A resurgent Ian Poulter claimed a share of the clubhouse lead as windy conditions sent scores soaring on the first day of the US Open, with Rory McIlroy among the high-profile victims.
Poulter, who was ranked outside the world’s top 200 only 15 months ago, carded a one-under-par 69 to join American Scott Piercy at the top of the early leaderboard at Shinnecock Hills.
But McIlroy’s hopes of a second US Open title and first major since 2014 were blown away as he slumped to a 10-over-par 80, his worst score in the US Open, taking his combined total since winning with a tournament-record score of 16 under in 2011 to 53 over.
Playing partners Jordan Spieth and Phil Mickelson fared little better with rounds of 78 and 77 respectively, while former British Amateur champion Scott Gregory slumped to an unfortunate 92, the first score in the 90s in this event since 2002.
Poulter missed the cut on his US Open debut at Shinnecock in 2004 and has yet to record a top-ten finish, while his 69 is the first time he has broken 70 in the opening round.
“I did not enjoy it at all in 2004 and through most of the US Opens it feels like you are pulling teeth,” said Poulter, who claimed his first victory since 2012 in the Houston Open earlier this season.
“It’s supposed to be tough but this week I’ve changed my mindset. I’m here to enjoy my golf, play freely and just go and play. It was brutal out there and I’m glad they have widened the fairways otherwise I don’t know what the scores would have been.”
McIlroy had been bullish about his prospects after a lengthy spell of preparation at Shinnecock and other courses on Long Island but, after missing from seven feet for birdie on the tenth, his opening hole, he dropped six shots in the next four holes.
A birdie on the 15th briefly stopped the rot but McIlroy bogeyed the 16th and 18th to reach the turn in 42 and then ran up a double bogey on the first after a wayward tee shot.
It is the first time the former world No 1 has carded three double bogeys in a round in the majors and although he birdied the fifth and sixth, further shots were squandered on the seventh and ninth. That left McIlroy needing to emulate joint leader Piercy’s reversal of fortune to have a chance of making the cut, the American having walked off the course in frustration at the state of his game on Wednesday.
“I was skanking it and lost like five balls in the first four holes. I’m like ‘I’m outta here’,” Piercy explained. “I needed some time away so we went back to the house, ordered some pizza and I actually went back on my Instagram.
“I looked at some swings that I posted, positions that I was in, saw some drills I was doing and then just ran from there.”
Scotland’s Russell Knox settled down to watch the “carnage” unfold after a promising opening round on the Long Island course.
Three birdies in his first five holes gave Knox a share of the early lead in tough, windy conditions and although he eventually had to settle for a round of 73, that was good enough to lie only four shots off the clubhouse lead. “I got off to a flier which was great but it was tough,” the Florida-based 32-year-old said. “I was saying to my caddie with a couple of holes to go that it’s so tough to even hit a green with a nine iron in your hand.
“You have to embrace it and some do more than others.
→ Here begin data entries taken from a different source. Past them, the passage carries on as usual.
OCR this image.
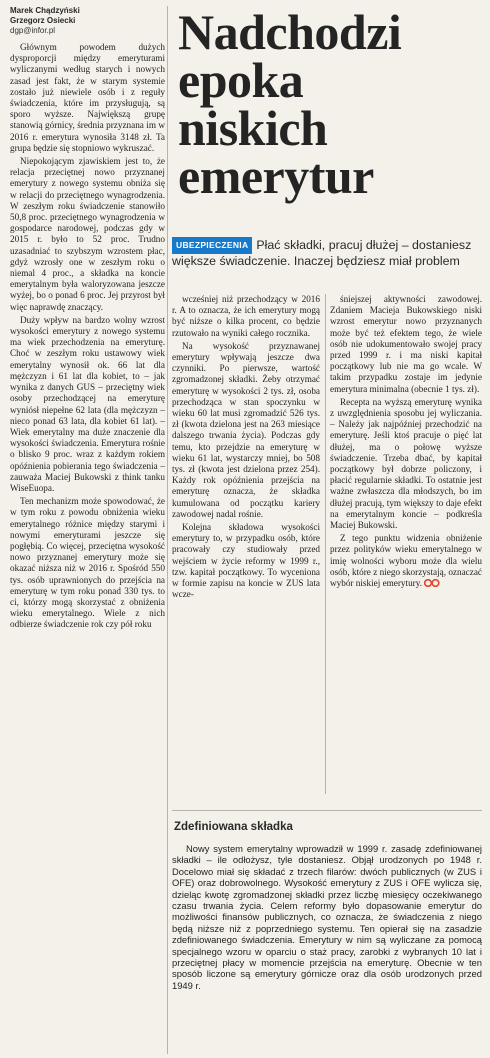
Marek Chądzyński

Grzegorz Osiecki

dgp@infor.pl

Głównym powodem dużych dysproporcji między emeryturami wyliczanymi według starych i nowych zasad jest fakt, że w starym systemie zostało już niewiele osób i z reguły świadczenia, które im przysługują, są sporo wyższe. Największą grupę stanowią górnicy, średnia przyznana im w 2016 r. emerytura wynosiła 3148 zł. Ta grupa będzie się stopniowo wykruszać.

Niepokojącym zjawiskiem jest to, że relacja przeciętnej nowo przyznanej emerytury z nowego systemu obniża się w relacji do przeciętnego wynagrodzenia. W zeszłym roku świadczenie stanowiło 50,8 proc. przeciętnego wynagrodzenia w gospodarce narodowej, podczas gdy w 2015 r. było to 52 proc. Trudno uzasadniać to szybszym wzrostem płac, gdyż wzrosły one w zeszłym roku o niemal 4 proc., a składka na koncie emerytalnym była waloryzowana jeszcze wyżej, bo o ponad 6 proc. Jej przyrost był więc naprawdę znaczący.

Duży wpływ na bardzo wolny wzrost wysokości emerytury z nowego systemu ma wiek przechodzenia na emeryturę. Choć w zeszłym roku ustawowy wiek emerytalny wynosił ok. 66 lat dla mężczyzn i 61 lat dla kobiet, to – jak wynika z danych GUS – przeciętny wiek osoby przechodzącej na emeryturę wyniósł niepełne 62 lata (dla mężczyzn – nieco ponad 63 lata, dla kobiet 61 lat). – Wiek emerytalny ma duże znaczenie dla wysokości świadczenia. Emerytura rośnie o blisko 9 proc. wraz z każdym rokiem opóźnienia pobierania tego świadczenia – zauważa Maciej Bukowski z think tanku WiseEuopa.

Ten mechanizm może spowodować, że w tym roku z powodu obniżenia wieku emerytalnego różnice między starymi i nowymi emeryturami jeszcze się pogłębią. Co więcej, przeciętna wysokość nowo przyznanej emerytury może się okazać niższa niż w 2016 r. Spośród 550 tys. osób uprawnionych do przejścia na emeryturę w tym roku ponad 330 tys. to ci, którzy mogą skorzystać z obniżenia wieku emerytalnego. Wiele z nich odbierze świadczenie rok czy pół roku

Nadchodzi
epoka
niskich
emerytur

UBEZPIECZENIA Płać składki, pracuj dłużej – dostaniesz większe świadczenie. Inaczej będziesz miał problem

wcześniej niż przechodzący w 2016 r. A to oznacza, że ich emerytury mogą być niższe o kilka procent, co będzie rzutowało na wyniki całego rocznika.

Na wysokość przyznawanej emerytury wpływają jeszcze dwa czynniki. Po pierwsze, wartość zgromadzonej składki. Żeby otrzymać emeryturę w wysokości 2 tys. zł, osoba przechodząca w stan spoczynku w wieku 60 lat musi zgromadzić 526 tys. zł (kwota dzielona jest na 263 miesiące dalszego trwania życia). Podczas gdy temu, kto przejdzie na emeryturę w wieku 61 lat, wystarczy mniej, bo 508 tys. zł (kwota jest dzielona przez 254). Każdy rok opóźnienia przejścia na emeryturę oznacza, że składka kumulowana od początku kariery zawodowej nadal rośnie.

Kolejna składowa wysokości emerytury to, w przypadku osób, które pracowały czy studiowały przed wejściem w życie reformy w 1999 r., tzw. kapitał początkowy. To wyceniona w formie zapisu na koncie w ZUS lata wcze-

śniejszej aktywności zawodowej. Zdaniem Macieja Bukowskiego niski wzrost emerytur nowo przyznanych może być też efektem tego, że wiele osób nie udokumentowało swojej pracy przed 1999 r. i ma niski kapitał początkowy lub nie ma go wcale. W takim przypadku zostaje im jedynie emerytura minimalna (obecnie 1 tys. zł).

Recepta na wyższą emeryturę wynika z uwzględnienia sposobu jej wyliczania. – Należy jak najpóźniej przechodzić na emeryturę. Jeśli ktoś pracuje o pięć lat dłużej, ma o połowę wyższe świadczenie. Trzeba dbać, by kapitał początkowy był dobrze policzony, i płacić regularnie składki. To ostatnie jest ważne zwłaszcza dla młodszych, bo im dłużej pracują, tym większy to daje efekt na emerytalnym koncie – podkreśla Maciej Bukowski.

Z tego punktu widzenia obniżenie przez polityków wieku emerytalnego w imię wolności wyboru może dla wielu osób, które z niego skorzystają, oznaczać wybór niskiej emerytury.

Zdefiniowana składka

Nowy system emerytalny wprowadził w 1999 r. zasadę zdefiniowanej składki – ile odłożysz, tyle dostaniesz. Objął urodzonych po 1948 r. Docelowo miał się składać z trzech filarów: dwóch publicznych (w ZUS i OFE) oraz dobrowolnego. Wysokość emerytury z ZUS i OFE wylicza się, dzieląc kwotę zgromadzonej składki przez liczbę miesięcy oczekiwanego czasu trwania życia. Celem reformy było dopasowanie emerytur do możliwości finansów publicznych, co oznacza, że świadczenia z niego będą niższe niż z poprzedniego systemu. Ten opierał się na zasadzie zdefiniowanego świadczenia. Emerytury w nim są wyliczane za pomocą specjalnego wzoru w oparciu o staż pracy, zarobki z wybranych 10 lat i przeciętnej płacy w momencie przejścia na emeryturę. Obecnie w ten sposób liczone są emerytury górnicze oraz dla osób urodzonych przed 1949 r.
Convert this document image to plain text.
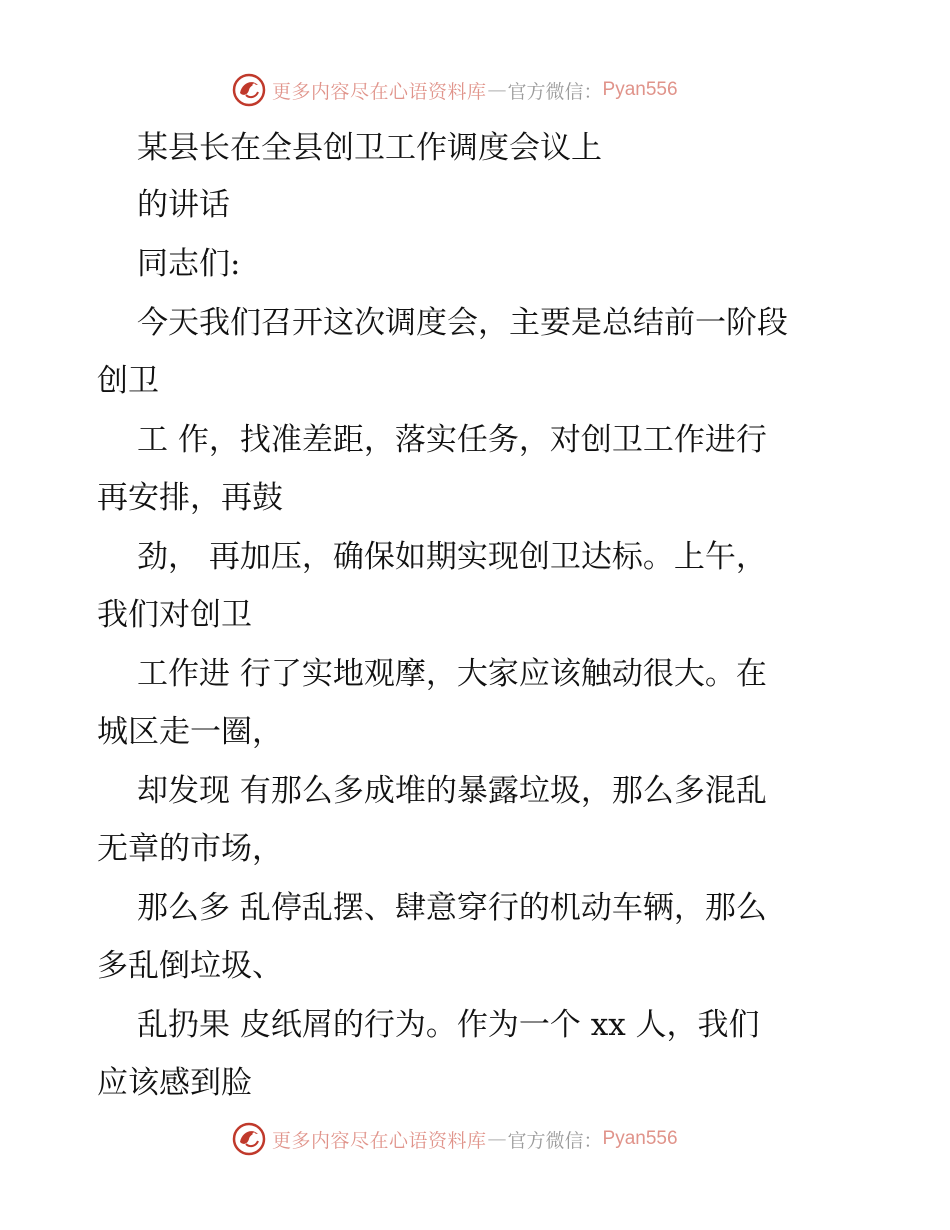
更多内容尽在心语资料库 — 官方微信： Pyan556
某县长在全县创卫工作调度会议上
的讲话
同志们:
今天我们召开这次调度会，主要是总结前一阶段
创卫
工 作，找准差距，落实任务，对创卫工作进行
再安排，再鼓
劲， 再加压，确保如期实现创卫达标。上午，
我们对创卫
工作进 行了实地观摩，大家应该触动很大。在
城区走一圈，
却发现 有那么多成堆的暴露垃圾，那么多混乱
无章的市场，
那么多 乱停乱摆、肆意穿行的机动车辆，那么
多乱倒垃圾、
乱扔果 皮纸屑的行为。作为一个 xx 人，我们
应该感到脸
更多内容尽在心语资料库 — 官方微信： Pyan556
I enjoy it, though, and obviously grew up playing in much worse.
“The ball was going nowhere into the wind and then miles downwind, so it was just a true test. I’m looking forward to watching the carnage on TV this afternoon.
“I did notice my name on the leaderboard at one point and have to admit I felt a little tingle. It’s nice to birdie the first and get out of the gates with some beautiful iron shots. You feel you have a chance to hang on. If you get behind early, you could feel like you could shoot a million.”
Knox was 20th in the world when he was controversially overlooked for a Ryder Cup wild card in 2016, but has failed to win since and started the week 145th in the rankings.
“People keep telling me I am close and I keep shouting at them I am not close –it’s there!” Knox added. “Maybe it’s just been one element of the game that hasn’t been the greatest here or there, but I have been flushing it the last few weeks so I just need to keep executing.”
Fellow Scot Calum Hill, from Kinross, carded a five-over-par first-round score of 75 while amateur Ryan Lumsden was four over after ten holes.
Richie Ramsay was six over after 15.